Бывшая Ленина — страница 24 из 54

Корреспондентша повернулась к камере и принялась говорить в микрофон, но Лена смотрела ей за спину, на машины и людей вокруг них. Машины были большими и красивыми, люди – преимущественно солидными официальными мужчинами, но Митрофанов подошел не к ним, а к высокой красивой шатенке в бежевом пальто, привычно взял ее под руку и усадил в машину, а сам забрался рядом и захлопнул дверь.

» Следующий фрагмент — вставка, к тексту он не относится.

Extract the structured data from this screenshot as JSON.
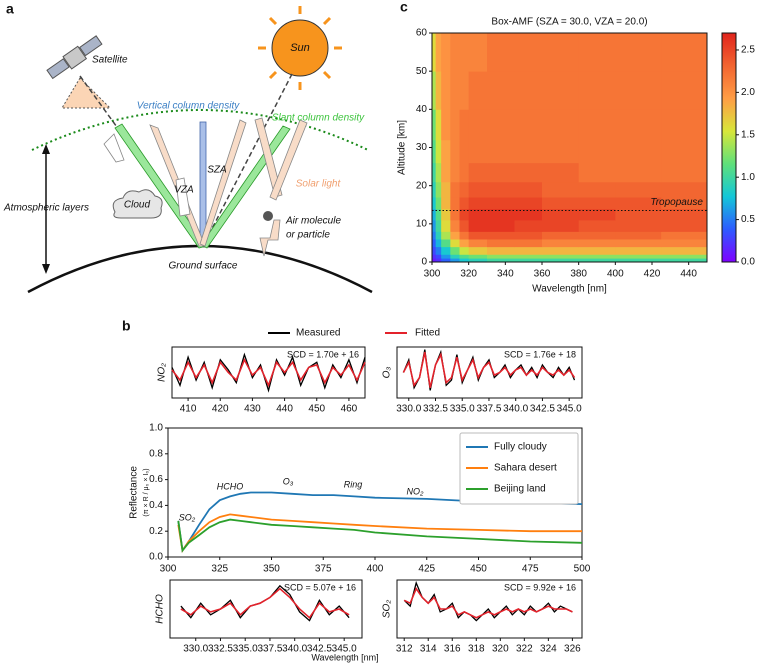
{
  "diagram": {
    "label": "a",
    "satellite": "Satellite",
    "sun": "Sun",
    "vertical_column_density": "Vertical column density",
    "slant_column_density": "Slant column density",
    "solar_light": "Solar light",
    "cloud": "Cloud",
    "vza": "VZA",
    "sza": "SZA",
    "air_molecule": [
      "Air molecule",
      "or particle"
    ],
    "atmospheric_layers": "Atmospheric layers",
    "ground_surface": "Ground surface"
  },
  "panel_b": {
    "label": "b",
    "legend": [
      {
        "name": "Measured",
        "color": "#000000"
      },
      {
        "name": "Fitted",
        "color": "#e3222b"
      }
    ]
  },
  "chart_data": [
    {
      "type": "heatmap",
      "panel_label": "c",
      "title": "Box-AMF (SZA = 30.0, VZA = 20.0)",
      "xlabel": "Wavelength [nm]",
      "ylabel": "Altitude [km]",
      "xbins": [
        300,
        302,
        305,
        310,
        315,
        320,
        330,
        345,
        360,
        380,
        400,
        425,
        450
      ],
      "ybins": [
        0,
        1,
        2,
        4,
        6,
        8,
        11,
        14,
        17,
        21,
        26,
        32,
        40,
        50,
        60
      ],
      "values": [
        [
          0.1,
          0.2,
          0.4,
          0.6,
          0.8,
          0.9,
          1.0,
          1.0,
          1.0,
          1.0,
          1.0,
          1.0
        ],
        [
          0.2,
          0.3,
          0.6,
          0.9,
          1.1,
          1.2,
          1.3,
          1.3,
          1.3,
          1.3,
          1.3,
          1.3
        ],
        [
          0.3,
          0.5,
          0.8,
          1.2,
          1.5,
          1.7,
          1.8,
          1.8,
          1.8,
          1.8,
          1.8,
          1.8
        ],
        [
          0.4,
          0.7,
          1.1,
          1.6,
          1.9,
          2.1,
          2.2,
          2.2,
          2.1,
          2.1,
          2.1,
          2.1
        ],
        [
          0.5,
          0.9,
          1.4,
          1.9,
          2.2,
          2.4,
          2.4,
          2.4,
          2.3,
          2.3,
          2.3,
          2.2
        ],
        [
          0.6,
          1.0,
          1.6,
          2.1,
          2.4,
          2.6,
          2.6,
          2.5,
          2.5,
          2.4,
          2.4,
          2.4
        ],
        [
          0.7,
          1.1,
          1.7,
          2.2,
          2.5,
          2.6,
          2.6,
          2.6,
          2.5,
          2.5,
          2.4,
          2.4
        ],
        [
          0.8,
          1.2,
          1.8,
          2.2,
          2.4,
          2.5,
          2.5,
          2.5,
          2.4,
          2.4,
          2.4,
          2.3
        ],
        [
          0.9,
          1.3,
          1.8,
          2.2,
          2.3,
          2.4,
          2.4,
          2.4,
          2.3,
          2.3,
          2.3,
          2.3
        ],
        [
          1.0,
          1.4,
          1.9,
          2.1,
          2.2,
          2.3,
          2.3,
          2.3,
          2.3,
          2.2,
          2.2,
          2.2
        ],
        [
          1.1,
          1.5,
          1.9,
          2.1,
          2.2,
          2.2,
          2.2,
          2.2,
          2.2,
          2.2,
          2.2,
          2.2
        ],
        [
          1.2,
          1.6,
          2.0,
          2.1,
          2.2,
          2.2,
          2.2,
          2.2,
          2.2,
          2.2,
          2.2,
          2.2
        ],
        [
          1.4,
          1.8,
          2.0,
          2.1,
          2.1,
          2.2,
          2.2,
          2.2,
          2.2,
          2.2,
          2.2,
          2.2
        ],
        [
          1.6,
          1.9,
          2.0,
          2.1,
          2.1,
          2.1,
          2.2,
          2.2,
          2.2,
          2.2,
          2.2,
          2.2
        ]
      ],
      "xlim": [
        300,
        450
      ],
      "ylim": [
        0,
        60
      ],
      "xticks": [
        300,
        320,
        340,
        360,
        380,
        400,
        420,
        440
      ],
      "yticks": [
        0,
        10,
        20,
        30,
        40,
        50,
        60
      ],
      "clim": [
        0,
        2.7
      ],
      "cticks": [
        {
          "value": 0,
          "label": "0.0"
        },
        0.5,
        {
          "value": 1,
          "label": "1.0"
        },
        1.5,
        {
          "value": 2,
          "label": "2.0"
        },
        2.5
      ],
      "colormap": [
        "#7f00ff",
        "#2d5bff",
        "#13c7d8",
        "#5fe07a",
        "#d8e63a",
        "#ff9d45",
        "#f26430",
        "#e0241c"
      ],
      "annotation": "Tropopause",
      "tropopause_altitude": 13.5
    },
    {
      "type": "fit",
      "ylabel": "NO₂",
      "annotation": "SCD = 1.70e + 16",
      "x": [
        405,
        407.5,
        410,
        412.5,
        415,
        417.5,
        420,
        422.5,
        425,
        427.5,
        430,
        432.5,
        435,
        437.5,
        440,
        442.5,
        445,
        447.5,
        450,
        452.5,
        455,
        457.5,
        460,
        462.5,
        465
      ],
      "measured": [
        0.2,
        -0.5,
        0.6,
        -0.3,
        0.4,
        -0.6,
        0.5,
        0.1,
        -0.4,
        0.7,
        -0.2,
        0.3,
        -0.7,
        0.5,
        -0.1,
        0.6,
        -0.5,
        0.2,
        0.4,
        -0.6,
        0.3,
        -0.2,
        0.5,
        -0.4,
        0.6
      ],
      "fitted": [
        0.1,
        -0.3,
        0.4,
        -0.2,
        0.3,
        -0.4,
        0.4,
        0.0,
        -0.3,
        0.5,
        -0.1,
        0.2,
        -0.5,
        0.4,
        0.0,
        0.4,
        -0.3,
        0.2,
        0.3,
        -0.4,
        0.2,
        -0.1,
        0.3,
        -0.3,
        0.4
      ],
      "xlim": [
        405,
        465
      ],
      "ylim": [
        -1,
        1
      ],
      "xticks": [
        410,
        420,
        430,
        440,
        450,
        460
      ]
    },
    {
      "type": "fit",
      "ylabel": "O₃",
      "annotation": "SCD = 1.76e + 18",
      "x": [
        329.5,
        330,
        330.5,
        331,
        331.5,
        332,
        332.5,
        333,
        333.5,
        334,
        334.5,
        335,
        335.5,
        336,
        336.5,
        337,
        337.5,
        338,
        338.5,
        339,
        339.5,
        340,
        340.5,
        341,
        341.5,
        342,
        342.5,
        343,
        343.5,
        344,
        344.5,
        345,
        345.5
      ],
      "measured": [
        0.0,
        0.5,
        -0.6,
        -0.2,
        0.9,
        -0.7,
        0.3,
        0.8,
        -0.5,
        -0.3,
        0.7,
        -0.4,
        0.1,
        0.6,
        -0.3,
        0.2,
        0.5,
        -0.2,
        0.0,
        0.3,
        -0.2,
        0.1,
        0.3,
        -0.1,
        0.2,
        -0.2,
        0.3,
        0.0,
        -0.2,
        0.2,
        -0.1,
        0.2,
        -0.3
      ],
      "fitted": [
        0.0,
        0.4,
        -0.5,
        -0.2,
        0.8,
        -0.6,
        0.3,
        0.7,
        -0.4,
        -0.2,
        0.6,
        -0.3,
        0.1,
        0.5,
        -0.2,
        0.2,
        0.4,
        -0.1,
        0.0,
        0.2,
        -0.1,
        0.1,
        0.2,
        -0.1,
        0.1,
        -0.1,
        0.2,
        0.0,
        -0.1,
        0.1,
        -0.1,
        0.1,
        -0.2
      ],
      "xlim": [
        328.9,
        346.2
      ],
      "ylim": [
        -1,
        1
      ],
      "xticks": [
        {
          "value": 330,
          "label": "330.0"
        },
        332.5,
        {
          "value": 335,
          "label": "335.0"
        },
        337.5,
        {
          "value": 340,
          "label": "340.0"
        },
        342.5,
        {
          "value": 345,
          "label": "345.0"
        }
      ]
    },
    {
      "type": "line",
      "ylabel": "Reflectance",
      "ylabel_formula": "(π × R / μ₀ × I₀)",
      "legend": "upper right",
      "annotations": [
        "HCHO",
        "O₃",
        "Ring",
        "NO₂",
        "SO₂"
      ],
      "x": [
        305,
        307,
        310,
        315,
        320,
        325,
        330,
        335,
        340,
        350,
        360,
        370,
        380,
        390,
        400,
        425,
        450,
        475,
        500
      ],
      "series": [
        {
          "name": "Fully cloudy",
          "color": "#1f77b4",
          "values": [
            0.28,
            0.05,
            0.12,
            0.25,
            0.37,
            0.44,
            0.47,
            0.49,
            0.5,
            0.5,
            0.49,
            0.48,
            0.48,
            0.47,
            0.46,
            0.45,
            0.43,
            0.42,
            0.41
          ]
        },
        {
          "name": "Sahara desert",
          "color": "#ff7f0e",
          "values": [
            0.25,
            0.05,
            0.12,
            0.2,
            0.27,
            0.31,
            0.33,
            0.32,
            0.31,
            0.29,
            0.28,
            0.27,
            0.26,
            0.25,
            0.24,
            0.22,
            0.21,
            0.2,
            0.2
          ]
        },
        {
          "name": "Beijing land",
          "color": "#2ca02c",
          "values": [
            0.28,
            0.05,
            0.11,
            0.17,
            0.23,
            0.27,
            0.29,
            0.28,
            0.27,
            0.25,
            0.24,
            0.23,
            0.22,
            0.21,
            0.19,
            0.16,
            0.14,
            0.12,
            0.11
          ]
        }
      ],
      "xlim": [
        300,
        500
      ],
      "ylim": [
        0,
        1
      ],
      "xticks": [
        300,
        325,
        350,
        375,
        400,
        425,
        450,
        475,
        500
      ],
      "yticks": [
        {
          "value": 0,
          "label": "0.0"
        },
        0.2,
        0.4,
        0.6,
        0.8,
        {
          "value": 1,
          "label": "1.0"
        }
      ]
    },
    {
      "type": "fit",
      "ylabel": "HCHO",
      "annotation": "SCD = 5.07e + 16",
      "xlabel": "Wavelength [nm]",
      "x": [
        328.5,
        329.5,
        330.5,
        331.5,
        332.5,
        333.5,
        334.5,
        335.5,
        336.5,
        337.5,
        338.5,
        339.5,
        340.5,
        341.5,
        342.5,
        343.5,
        344.5,
        345.5
      ],
      "measured": [
        0.1,
        -0.3,
        0.2,
        -0.2,
        0.0,
        0.3,
        -0.3,
        0.1,
        0.2,
        0.4,
        0.8,
        0.5,
        -0.1,
        -0.4,
        0.3,
        -0.2,
        0.1,
        -0.3
      ],
      "fitted": [
        0.0,
        -0.2,
        0.1,
        -0.1,
        0.0,
        0.2,
        -0.2,
        0.1,
        0.2,
        0.4,
        0.7,
        0.4,
        0.0,
        -0.3,
        0.2,
        -0.1,
        0.0,
        -0.2
      ],
      "xlim": [
        327.4,
        346.8
      ],
      "ylim": [
        -1,
        1
      ],
      "xticks": [
        {
          "value": 330,
          "label": "330.0"
        },
        332.5,
        {
          "value": 335,
          "label": "335.0"
        },
        337.5,
        {
          "value": 340,
          "label": "340.0"
        },
        342.5,
        {
          "value": 345,
          "label": "345.0"
        }
      ]
    },
    {
      "type": "fit",
      "ylabel": "SO₂",
      "annotation": "SCD = 9.92e + 16",
      "x": [
        312,
        312.5,
        313,
        313.5,
        314,
        314.5,
        315,
        315.5,
        316,
        316.5,
        317,
        317.5,
        318,
        318.5,
        319,
        319.5,
        320,
        320.5,
        321,
        321.5,
        322,
        322.5,
        323,
        323.5,
        324,
        324.5,
        325,
        325.5,
        326
      ],
      "measured": [
        0.3,
        0.1,
        0.9,
        0.4,
        0.2,
        0.5,
        -0.1,
        0.0,
        0.2,
        -0.3,
        -0.1,
        -0.2,
        -0.4,
        -0.2,
        0.0,
        -0.3,
        -0.1,
        0.1,
        -0.2,
        0.0,
        -0.2,
        0.1,
        -0.1,
        0.0,
        0.2,
        -0.1,
        0.1,
        0.0,
        -0.1
      ],
      "fitted": [
        0.3,
        0.2,
        0.7,
        0.4,
        0.2,
        0.4,
        0.0,
        0.0,
        0.1,
        -0.2,
        -0.1,
        -0.2,
        -0.3,
        -0.2,
        -0.1,
        -0.2,
        -0.1,
        0.0,
        -0.1,
        0.0,
        -0.1,
        0.0,
        -0.1,
        0.0,
        0.1,
        0.0,
        0.0,
        0.0,
        -0.1
      ],
      "xlim": [
        311.4,
        326.8
      ],
      "ylim": [
        -1,
        1
      ],
      "xticks": [
        312,
        314,
        316,
        318,
        320,
        322,
        324,
        326
      ]
    }
  ]
}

Корреспондентша договорила, сюжет сменился рекламой, а Лена все смотрела на экран.

Привычность жеста Митрофанова ударила больнее, чем подействовал бы откровенный поцелуй.

Лена поморгала и посмотрела на Тимура. Тот опустил глаза. Лена посмотрела на Салтыкова. Тот сказал:

– Лена, я и представить не мог, что ты не в курсе.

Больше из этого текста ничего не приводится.